J’ai repris l’entrainement assez tard et là je me maintiens en forme, j’essaie de faire des exercices et des activités un peu différentes pour casser la routine. C’est très compliqué après des Jeux de se relancer, de repartir. D’autant plus qu’actuellement au niveau fédéral il y a un gros flottement, on se retrouve sans entraîneur sur la piste de Hyères, on se retrouve un peu livré à nous-mêmes. La Fédération n’a pas vraiment d’objectifs, on ne sait pas vraiment où ça va. Tout cela fait qu’actuellement c’est un peu compliqué. On essaie donc de se débrouiller et de s’entraîner pour garder un rythme et le niveau mais pour l’instant les objectifs ne sont pas clairs. Par exemple, nous ne connaissons pas les modalités de sélection pour les championnats du monde.

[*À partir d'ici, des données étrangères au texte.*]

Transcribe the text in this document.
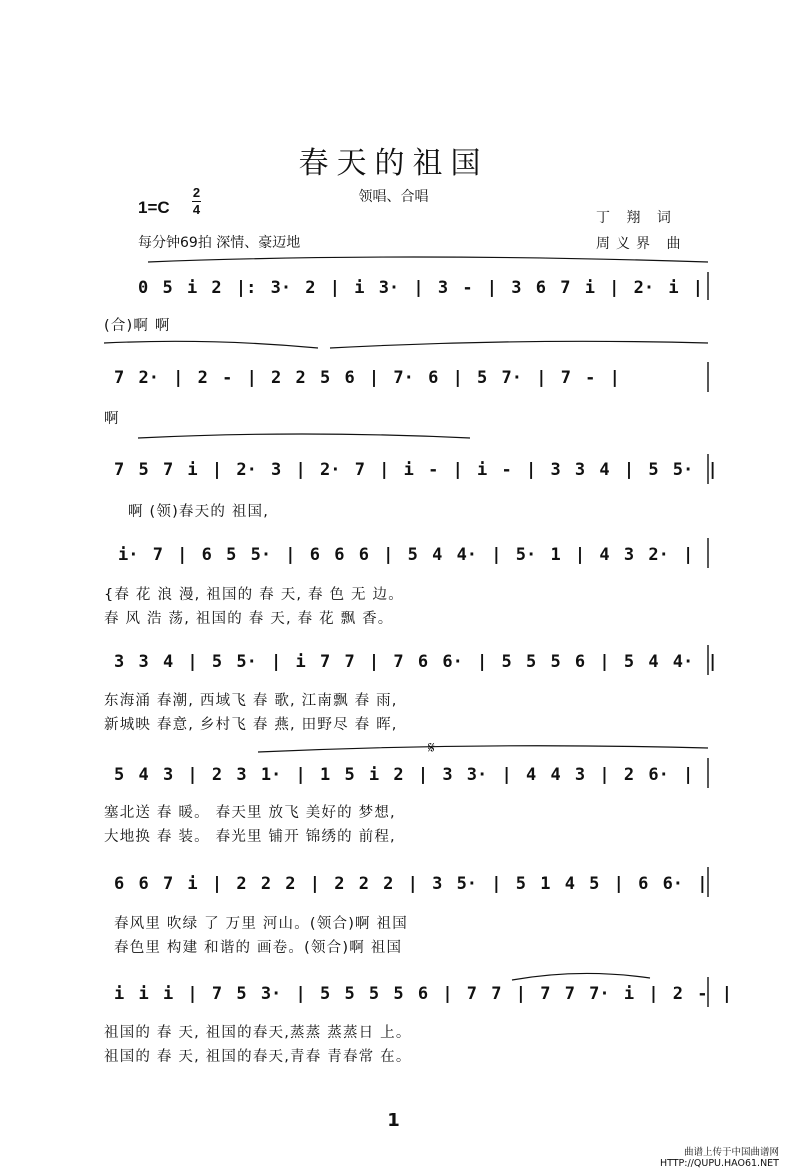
春天的祖国
领唱、合唱
1=C
2
4
每分钟69拍 深情、豪迈地
丁 翔 词
周义界 曲
0 5 i 2 |: 3· 2 | i 3· | 3 - | 3 6 7 i | 2· i |
(合)啊 啊
7 2· | 2 - | 2 2 5 6 | 7· 6 | 5 7· | 7 - |
啊
7 5 7 i | 2· 3 | 2· 7 | i - | i - | 3 3 4 | 5 5· |
啊 (领)春天的 祖国,
i· 7 | 6 5 5· | 6 6 6 | 5 4 4· | 5· 1 | 4 3 2· |
{春 花 浪 漫, 祖国的 春 天, 春 色 无 边。
春 风 浩 荡, 祖国的 春 天, 春 花 飘 香。
3 3 4 | 5 5· | i 7 7 | 7 6 6· | 5 5 5 6 | 5 4 4· |
东海涌 春潮, 西域飞 春 歌, 江南飘 春 雨,
新城映 春意, 乡村飞 春 燕, 田野尽 春 晖,
𝄋
5 4 3 | 2 3 1· | 1 5 i 2 | 3 3· | 4 4 3 | 2 6· |
塞北送 春 暖。 春天里 放飞 美好的 梦想,
大地换 春 装。 春光里 铺开 锦绣的 前程,
6 6 7 i | 2 2 2 | 2 2 2 | 3 5· | 5 1 4 5 | 6 6· |
春风里 吹绿 了 万里 河山。(领合)啊 祖国
春色里 构建 和谐的 画卷。(领合)啊 祖国
i i i | 7 5 3· | 5 5 5 5 6 | 7 7 | 7 7 7· i | 2 - |
祖国的 春 天, 祖国的春天,蒸蒸 蒸蒸日 上。
祖国的 春 天, 祖国的春天,青春 青春常 在。
1
曲谱上传于中国曲谱网
HTTP://QUPU.HAO61.NET
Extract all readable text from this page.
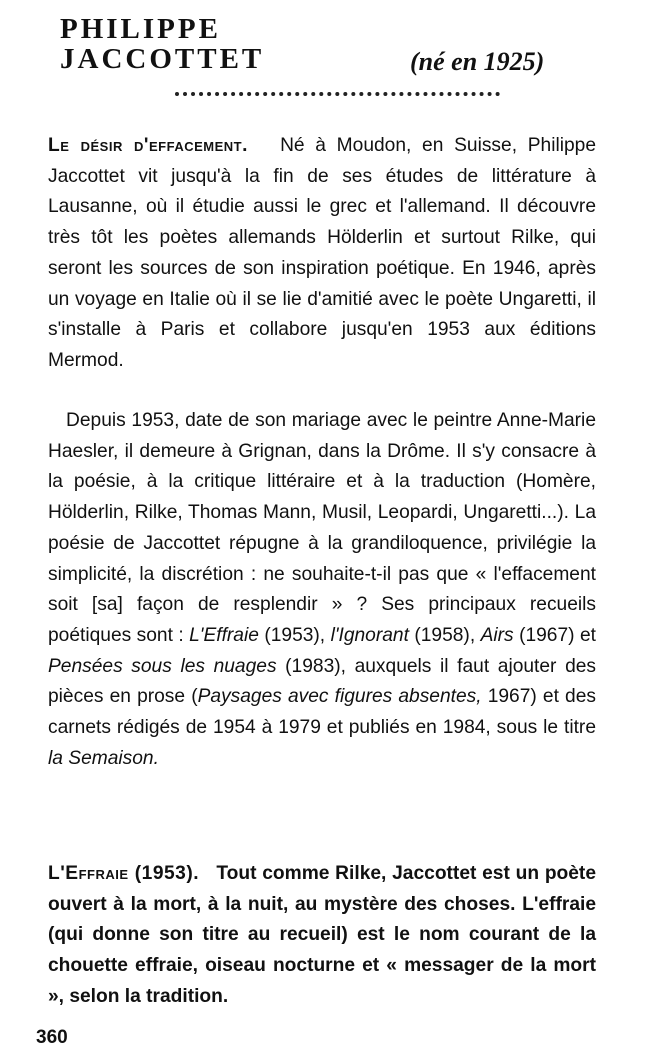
PHILIPPE
JACCOTTET	(né en 1925)

Le désir d'effacement. Né à Moudon, en Suisse, Philippe Jaccottet vit jusqu'à la fin de ses études de littérature à Lausanne, où il étudie aussi le grec et l'allemand. Il découvre très tôt les poètes allemands Hölderlin et surtout Rilke, qui seront les sources de son inspiration poétique. En 1946, après un voyage en Italie où il se lie d'amitié avec le poète Ungaretti, il s'installe à Paris et collabore jusqu'en 1953 aux éditions Mermod.

Depuis 1953, date de son mariage avec le peintre Anne-Marie Haesler, il demeure à Grignan, dans la Drôme. Il s'y consacre à la poésie, à la critique littéraire et à la traduction (Homère, Hölderlin, Rilke, Thomas Mann, Musil, Leopardi, Ungaretti...). La poésie de Jaccottet répugne à la grandiloquence, privilégie la simplicité, la discrétion : ne souhaite-t-il pas que « l'effacement soit [sa] façon de resplendir » ? Ses principaux recueils poétiques sont : L'Effraie (1953), l'Ignorant (1958), Airs (1967) et Pensées sous les nuages (1983), auxquels il faut ajouter des pièces en prose (Paysages avec figures absentes, 1967) et des carnets rédigés de 1954 à 1979 et publiés en 1984, sous le titre la Semaison.

L'Effraie (1953). Tout comme Rilke, Jaccottet est un poète ouvert à la mort, à la nuit, au mystère des choses. L'effraie (qui donne son titre au recueil) est le nom courant de la chouette effraie, oiseau nocturne et « messager de la mort », selon la tradition.

360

Quel est, de ce fait, l’emploi du temps type de Mickaël Bourgain en ce moment ?

Pour l’instant, je suis aux « 6 jours de Grenoble » jusqu’au 28 octobre, j’ai eu quelques compétitions ces deux derniers mois. Sinon, évidemment je m’entraîne tous les jours (musculation, piste) pour garder mon niveau pour ne pas repartir de trop bas lorsqu’il faudra repartir à 100%.

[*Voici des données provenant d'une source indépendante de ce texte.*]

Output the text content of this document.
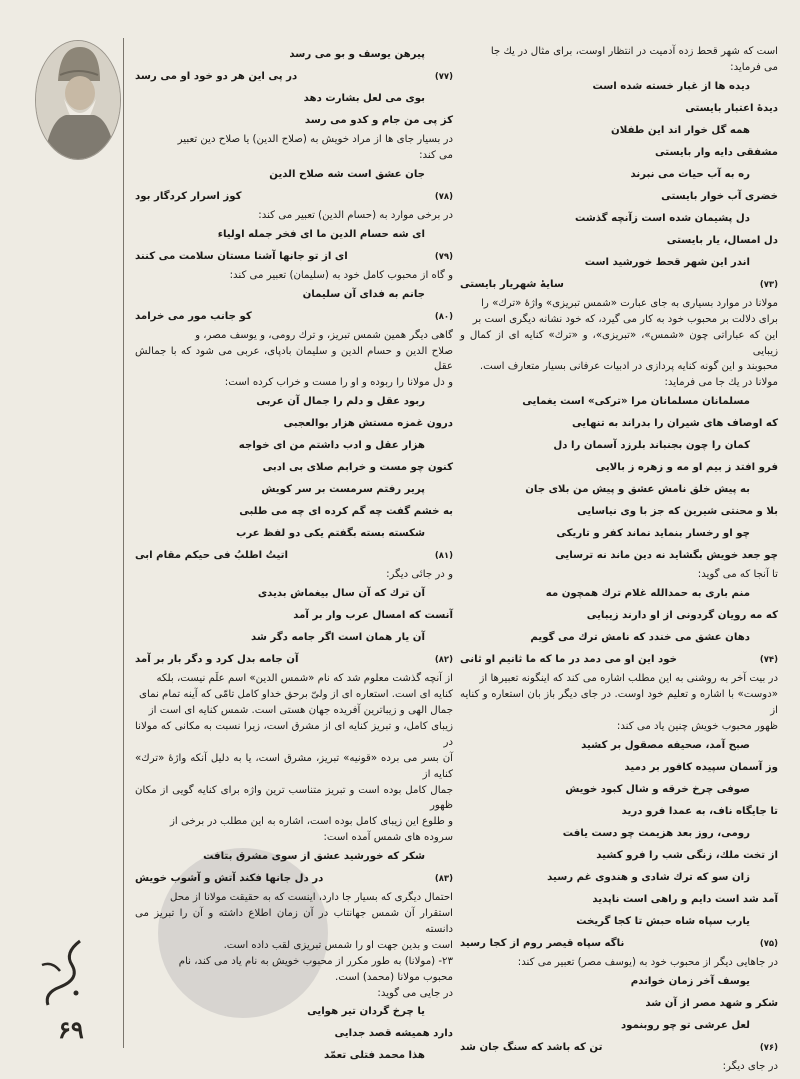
است که شهر قحط زده آدمیت در انتظار اوست، برای مثال در یك جا
می فرماید:
دیده ها از غبار خسته شده است
دیدهٔ اعتبار بایستی
همه گل خوار اند این طفلان
مشفقی دایه وار بایستی
ره به آب حیات می نبرند
خضری آب خوار بایستی
دل پشیمان شده است زآنچه گذشت
دل امسال، یار بایستی
اندر این شهر قحط خورشید است
سایهٔ شهریار بایستی	(۷۳)
مولانا در موارد بسیاری به جای عبارت «شمس تبریزی» واژهٔ «ترك» را
برای دلالت بر محبوب خود به کار می گیرد، که خود نشانه دیگری است بر
این که عباراتی چون «شمس»، «تبریزی»، و «ترك» کنایه ای از کمال و زیبایی
محبوبند و این گونه کنایه پردازی در ادبیات عرفانی بسیار متعارف است.
مولانا در یك جا می فرماید:
مسلمانان مسلمانان مرا «ترکی» است یغمایی
که اوصاف های شیران را بدراند به تنهایی
کمان را چون بجنباند بلرزد آسمان را دل
فرو افتد ز بیم او مه و زهره ز بالایی
به پیش خلق نامش عشق و پیش من بلای جان
بلا و محنتی شیرین که جز با وی نیاسایی
چو او رخسار بنماید نماند کفر و تاریکی
چو جعد خویش بگشاید نه دین ماند نه ترسایی
تا آنجا که می گوید:
منم باری به حمدالله غلام ترك همچون مه
که مه رویان گردونی از او دارند زیبایی
دهان عشق می خندد که نامش ترك می گویم
خود این او می دمد در ما که ما ثانیم او ثانی	(۷۴)
در بیت آخر به روشنی به این مطلب اشاره می کند که اینگونه تعبیرها از
«دوست» با اشاره و تعلیم خود اوست. در جای دیگر باز بان استعاره و کنایه از
ظهور محبوب خویش چنین یاد می کند:
صبح آمد، صحیفه مصقول بر کشید
وز آسمان سپیده کافور بر دمید
صوفی چرخ خرقه و شال کبود خویش
تا جایگاه ناف، به عمدا فرو درید
رومی، روز بعد هزیمت چو دست یافت
از تخت ملك، زنگی شب را فرو کشید
زان سو که ترك شادی و هندوی غم رسید
آمد شد است دایم و راهی است ناپدید
یارب سپاه شاه حبش تا کجا گریخت
ناگه سپاه قیصر روم از کجا رسید	(۷۵)
در جاهایی دیگر از محبوب خود به (یوسف مصر) تعبیر می کند:
یوسف آخر زمان خواندم
شکر و شهد مصر از آن شد
لعل عرشی تو چو روبنمود
تن که باشد که سنگ جان شد	(۷۶)
در جای دیگر:
پیرهن یوسف و بو می رسد
در پی این هر دو خود او می رسد	(۷۷)
بوی می لعل بشارت دهد
کز پی من جام و کدو می رسد
در بسیار جای ها از مراد خویش به (صلاح الدین) یا صلاح دین تعبیر
می کند:
جان عشق است شه صلاح الدین
کوز اسرار کردگار بود	(۷۸)
در برخی موارد به (حسام الدین) تعبیر می کند:
ای شه حسام الدین ما ای فخر جمله اولیاء
ای از تو جانها آشنا مستان سلامت می کنند	(۷۹)
و گاه از محبوب کامل خود به (سلیمان) تعبیر می کند:
جانم به فدای آن سلیمان
کو جانب مور می خرامد	(۸۰)
گاهی دیگر همین شمس تبریز، و ترك رومی، و یوسف مصر، و
صلاح الدین و حسام الدین و سلیمان بادپای، عربی می شود که با جمالش عقل
و دل مولانا را ربوده و او را مست و خراب کرده است:
ربود عقل و دلم را جمال آن عربی
درون غمزه مستش هزار بوالعجبی
هزار عقل و ادب داشتم من ای خواجه
کنون چو مست و خرابم صلای بی ادبی
پریر رفتم سرمست بر سر کویش
به خشم گفت چه گم کرده ای چه می طلبی
شکسته بسته بگفتم یکی دو لفظ عرب
اتیتُ اطلبُ فی حیکم مقام ابی	(۸۱)
و در جائی دیگر:
آن ترك که آن سال بیغماش بدیدی
آنست که امسال عرب وار بر آمد
آن یار همان است اگر جامه دگر شد
آن جامه بدل کرد و دگر بار بر آمد	(۸۲)
از آنچه گذشت معلوم شد که نام «شمس الدین» اسم علَم نیست، بلکه
کنایه ای است. استعاره ای از ولیّ برحق خداو کامل تامّی که آینه تمام نمای
جمال الهی و زیباترین آفریده جهان هستی است. شمس کنایه ای است از
زیبای کامل، و تبریز کنایه ای از مشرق است، زیرا نسبت به مکانی که مولانا در
آن بسر می برده «قونیه» تبریز، مشرق است، یا به دلیل آنکه واژهٔ «ترك» کنایه از
جمال کامل بوده است و تبریز متناسب ترین واژه برای کنایه گویی از مکان ظهور
و طلوع این زیبای کامل بوده است، اشاره به این مطلب در برخی از
سروده های شمس آمده است:
شکر که خورشید عشق از سوی مشرق بتافت
در دل جانها فکند آتش و آشوب خویش	(۸۳)
احتمال دیگری که بسیار جا دارد، اینست که به حقیقت مولانا از محل
استقرار آن شمس جهانتاب در آن زمان اطلاع داشته و آن را تبریز می دانسته
است و بدین جهت او را شمس تبریزی لقب داده است.
۲۳- (مولانا) به طور مکرر از محبوب خویش به نام یاد می کند، نام
محبوب مولانا (محمد) است.
در جایی می گوید:
یا چرخ گردان تیر هوایی
دارد همیشه قصد جدایی
هذا محمد فتلی تعمّد
۶۹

Avant les JO, la SNCF vous avait détaché pleinement pour votre préparation. Qu’en est-il actuellement ? Avez-vous trouvé une activité au sein de la SNCF ?

En fait mon CDD se termine le 31 octobre, c’est-à-dire ma période de détachement accordée par la SNCF, et ensuite je vais donc passer en contrat CDI,  je verrai avec Véronique Carlier, qui gère les sportifs de haut niveau, sur quel poste je pourrai être affilié. Pour pouvoir préparer mon après carrière et que je continue à m’entraîner. Pour l’instant je n’en sais pas plus, mais ça devrait bouger rapidement...

Voilà, nous arrivons à la fin de l’interview. Nous tenions à vous remercier pour votre disponibilité, votre sympathie et votre humilité, si rare aujourd’hui pour des champions comme vous. Nous vous souhaitons bonne continuation dans votre carrière et dans votre aventure à la SNCF !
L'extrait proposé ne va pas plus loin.